ECLI:NL:CRVB:2025:658
Centrale Raad van Beroep
- Hoger beroep
- Rechtspraak.nl
Weigering Wajong-uitkering op basis van duurzaam arbeidsongeschiktheid
In deze zaak gaat het om de weigering van een Wajong-uitkering aan appellant door het Uitvoeringsinstituut werknemersverzekeringen (Uwv). Appellant, geboren in 2003, heeft een aanvraag ingediend voor een Wajong-uitkering, waarbij hij stelt dat hij duurzaam geen arbeidsvermogen heeft door autisme, dyslexie, een licht verstandelijke beperking en een gebrek aan sociale contacten.

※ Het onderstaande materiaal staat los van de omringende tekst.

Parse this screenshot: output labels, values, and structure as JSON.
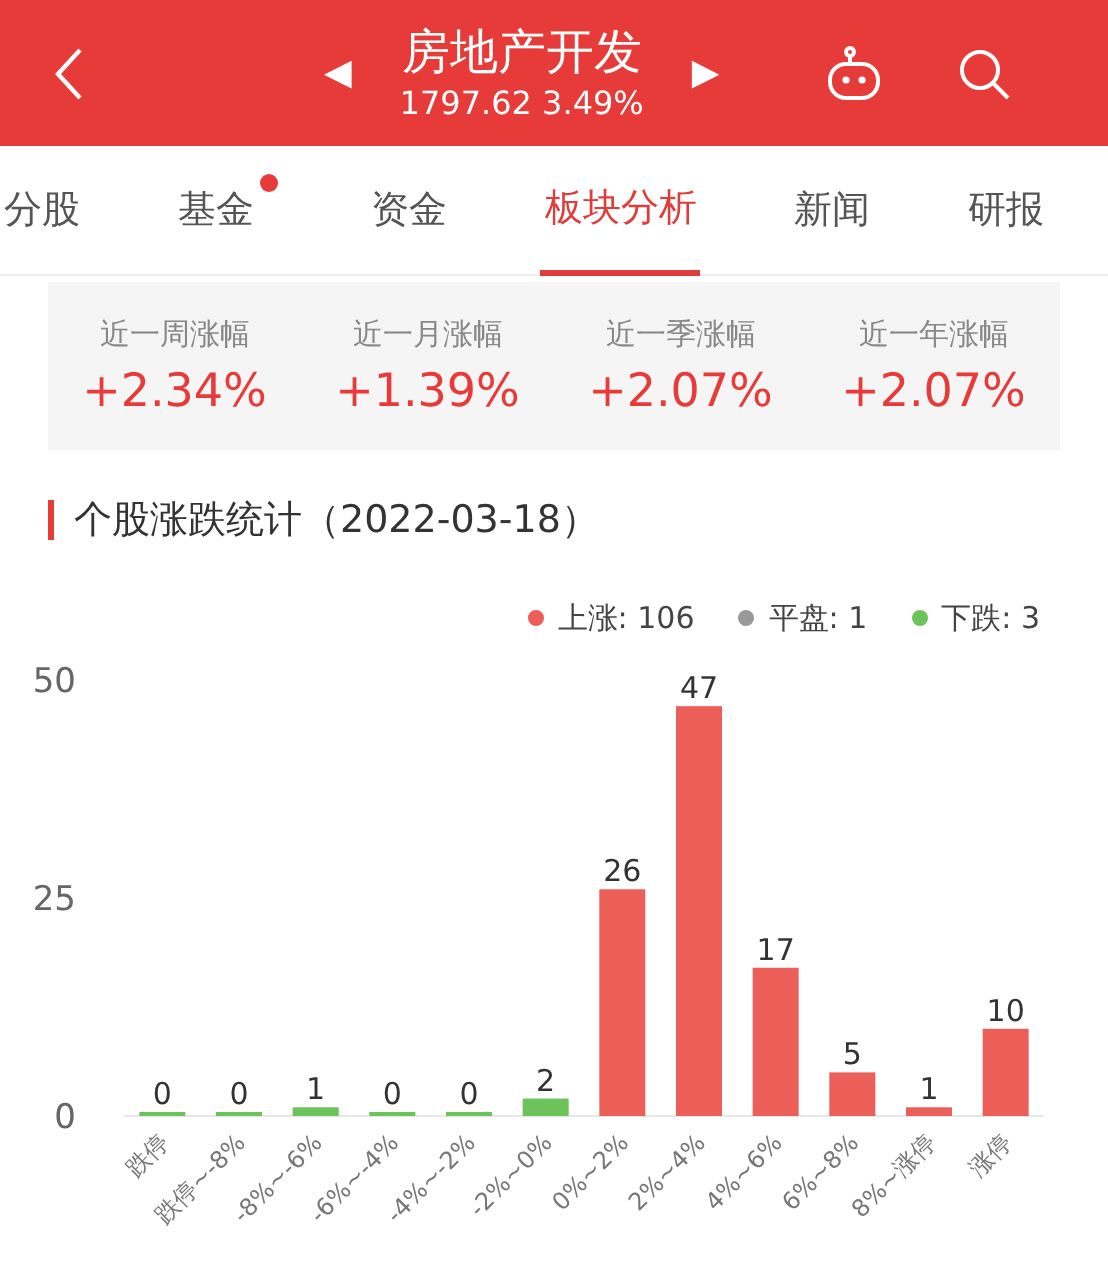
{
  "header": {
    "title": "房地产开发",
    "quote": "1797.62 3.49%",
    "prev": "◀",
    "next": "▶"
  },
  "tabs": [
    {
      "label": "分股",
      "selected": false,
      "dot": false
    },
    {
      "label": "基金",
      "selected": false,
      "dot": true
    },
    {
      "label": "资金",
      "selected": false,
      "dot": false
    },
    {
      "label": "板块分析",
      "selected": true,
      "dot": false
    },
    {
      "label": "新闻",
      "selected": false,
      "dot": false
    },
    {
      "label": "研报",
      "selected": false,
      "dot": false
    }
  ],
  "stats": [
    {
      "label": "近一周涨幅",
      "value": "+2.34%"
    },
    {
      "label": "近一月涨幅",
      "value": "+1.39%"
    },
    {
      "label": "近一季涨幅",
      "value": "+2.07%"
    },
    {
      "label": "近一年涨幅",
      "value": "+2.07%"
    }
  ],
  "section_title": "个股涨跌统计（2022-03-18）",
  "legend": [
    {
      "label": "上涨: 106",
      "color": "#ec5f58"
    },
    {
      "label": "平盘: 1",
      "color": "#999999"
    },
    {
      "label": "下跌: 3",
      "color": "#6cc35a"
    }
  ],
  "chart_data": {
    "type": "bar",
    "stacked": true,
    "data_labels": true,
    "categories": [
      "跌停",
      "跌停~-8%",
      "-8%~-6%",
      "-6%~-4%",
      "-4%~-2%",
      "-2%~0%",
      "0%~2%",
      "2%~4%",
      "4%~6%",
      "6%~8%",
      "8%~涨停",
      "涨停"
    ],
    "series": [
      {
        "color": "#6cc35a",
        "values": [
          0,
          0,
          1,
          0,
          0,
          2,
          null,
          null,
          null,
          null,
          null,
          null
        ]
      },
      {
        "color": "#ec5f58",
        "values": [
          null,
          null,
          null,
          null,
          null,
          null,
          26,
          47,
          17,
          5,
          1,
          10
        ]
      }
    ],
    "ylim": [
      0,
      50
    ],
    "yticks": [
      0,
      25,
      50
    ]
  }
}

Het Uwv heeft echter geconcludeerd dat appellant op het moment van de aanvraag geen arbeidsvermogen heeft, maar dat deze situatie niet duurzaam is. De rechtbank Gelderland heeft het bezwaar van appellant tegen de beslissing van het Uwv ongegrond verklaard, wat appellant in hoger beroep aanvecht. De Centrale Raad van Beroep oordeelt dat het Uwv terecht heeft geweigerd de Wajong-uitkering toe te kennen, omdat appellant niet als jonggehandicapte kan worden aangemerkt. De Raad stelt vast dat de mogelijkheden tot arbeidsparticipatie van appellant zich in de toekomst kunnen ontwikkelen, en dat er geen sprake is van een duurzaam gebrek aan arbeidsvermogen. De Raad bevestigt de uitspraak van de rechtbank en wijst het hoger beroep van appellant af.